When your goal is: not to let your child cry. You don't think, you don't guide, you just gag your child with hugs and breastfeeding. Forbid your child to cry, forbid your child to express his or her emotions. Without really thinking and analyzing the child's real needs. Then the child will definitely let you be a firefighter, as you want, and keep on making you break down and annoyed through more crying.

 

When your goal is: your child is crying, listen to your child's cries. Observe the child's body language and analyze the child's real needs from all angles. And turn yourself into a person who doesn't need your child to call you with cries, you can predict your child's needs in advance.
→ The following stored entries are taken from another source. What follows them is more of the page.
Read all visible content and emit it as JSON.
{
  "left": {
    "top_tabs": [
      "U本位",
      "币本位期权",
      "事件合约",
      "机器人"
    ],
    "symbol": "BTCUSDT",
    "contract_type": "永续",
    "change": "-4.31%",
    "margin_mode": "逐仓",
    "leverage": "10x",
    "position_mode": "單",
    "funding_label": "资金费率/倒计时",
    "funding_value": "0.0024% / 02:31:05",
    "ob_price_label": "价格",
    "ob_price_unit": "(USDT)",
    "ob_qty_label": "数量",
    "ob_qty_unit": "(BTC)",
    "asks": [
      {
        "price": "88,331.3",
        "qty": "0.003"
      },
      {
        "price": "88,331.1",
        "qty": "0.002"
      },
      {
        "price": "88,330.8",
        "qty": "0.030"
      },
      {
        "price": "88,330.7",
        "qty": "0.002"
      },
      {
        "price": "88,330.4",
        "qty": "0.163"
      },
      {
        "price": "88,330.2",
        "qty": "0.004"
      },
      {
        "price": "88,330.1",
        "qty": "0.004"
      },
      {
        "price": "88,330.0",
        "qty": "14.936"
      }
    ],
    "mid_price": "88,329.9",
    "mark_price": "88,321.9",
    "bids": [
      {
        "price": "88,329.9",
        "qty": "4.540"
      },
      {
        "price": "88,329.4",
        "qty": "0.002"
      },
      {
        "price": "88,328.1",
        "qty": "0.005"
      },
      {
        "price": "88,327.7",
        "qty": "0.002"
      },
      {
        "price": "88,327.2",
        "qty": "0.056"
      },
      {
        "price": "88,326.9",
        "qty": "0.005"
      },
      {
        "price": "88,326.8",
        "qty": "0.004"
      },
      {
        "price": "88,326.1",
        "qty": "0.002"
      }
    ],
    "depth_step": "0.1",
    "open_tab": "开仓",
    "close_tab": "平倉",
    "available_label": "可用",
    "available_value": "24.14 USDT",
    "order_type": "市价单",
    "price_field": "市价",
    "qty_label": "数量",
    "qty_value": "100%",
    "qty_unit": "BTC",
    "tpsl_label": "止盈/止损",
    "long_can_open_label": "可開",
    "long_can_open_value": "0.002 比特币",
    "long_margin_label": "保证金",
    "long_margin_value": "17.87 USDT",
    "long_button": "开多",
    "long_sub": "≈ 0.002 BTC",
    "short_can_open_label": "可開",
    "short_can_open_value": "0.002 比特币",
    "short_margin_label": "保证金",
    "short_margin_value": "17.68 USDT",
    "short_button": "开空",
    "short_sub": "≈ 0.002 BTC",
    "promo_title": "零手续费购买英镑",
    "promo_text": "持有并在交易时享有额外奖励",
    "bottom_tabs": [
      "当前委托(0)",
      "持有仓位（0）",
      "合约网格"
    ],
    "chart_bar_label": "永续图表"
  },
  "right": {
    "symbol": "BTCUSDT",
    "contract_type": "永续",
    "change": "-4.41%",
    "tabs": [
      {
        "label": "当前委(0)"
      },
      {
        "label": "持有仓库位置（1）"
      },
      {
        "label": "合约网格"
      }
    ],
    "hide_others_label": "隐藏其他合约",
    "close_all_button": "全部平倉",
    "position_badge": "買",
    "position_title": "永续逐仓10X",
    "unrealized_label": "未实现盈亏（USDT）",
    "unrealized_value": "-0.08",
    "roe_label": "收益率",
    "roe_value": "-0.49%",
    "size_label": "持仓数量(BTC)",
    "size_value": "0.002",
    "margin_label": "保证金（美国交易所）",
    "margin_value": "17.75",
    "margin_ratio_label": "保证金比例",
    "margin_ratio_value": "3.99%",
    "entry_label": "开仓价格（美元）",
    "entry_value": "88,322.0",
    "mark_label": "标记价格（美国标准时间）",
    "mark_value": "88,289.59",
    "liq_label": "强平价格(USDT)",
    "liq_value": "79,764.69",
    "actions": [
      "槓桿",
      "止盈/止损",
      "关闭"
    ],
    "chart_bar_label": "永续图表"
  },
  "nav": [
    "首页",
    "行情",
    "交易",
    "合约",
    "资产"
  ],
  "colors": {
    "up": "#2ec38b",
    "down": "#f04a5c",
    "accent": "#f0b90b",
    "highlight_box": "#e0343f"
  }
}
By combining your child's body expressions and other language to meet the child's needs in advance, you can guide the child's development from a longer-term perspective.

 

A few days of crying while your child adjusts to new habits will become temporary. In the long term, the child will cry less. The child will communicate with you in other languages and the child's needs will be met. He will become content and happy and gain a real sense of stability and security in the long term. And you won't become a firefighter, tired of dealing with the never-ending crying.

 

So, before you make up your mind to change your child's routine, change the way he or she sleeps, and change the night waking problem. Please be prepared for the above and give yourself a few days of rest to gather enough energy and patience before trying more.

 

It is a process of trial and error to find the most suitable method for your child.

 

In addition, for breastfeeding mothers. The nighttime breastfeeding may affect the secretion of breast milk, it is advisable to suck out the breast milk regularly at night to save it.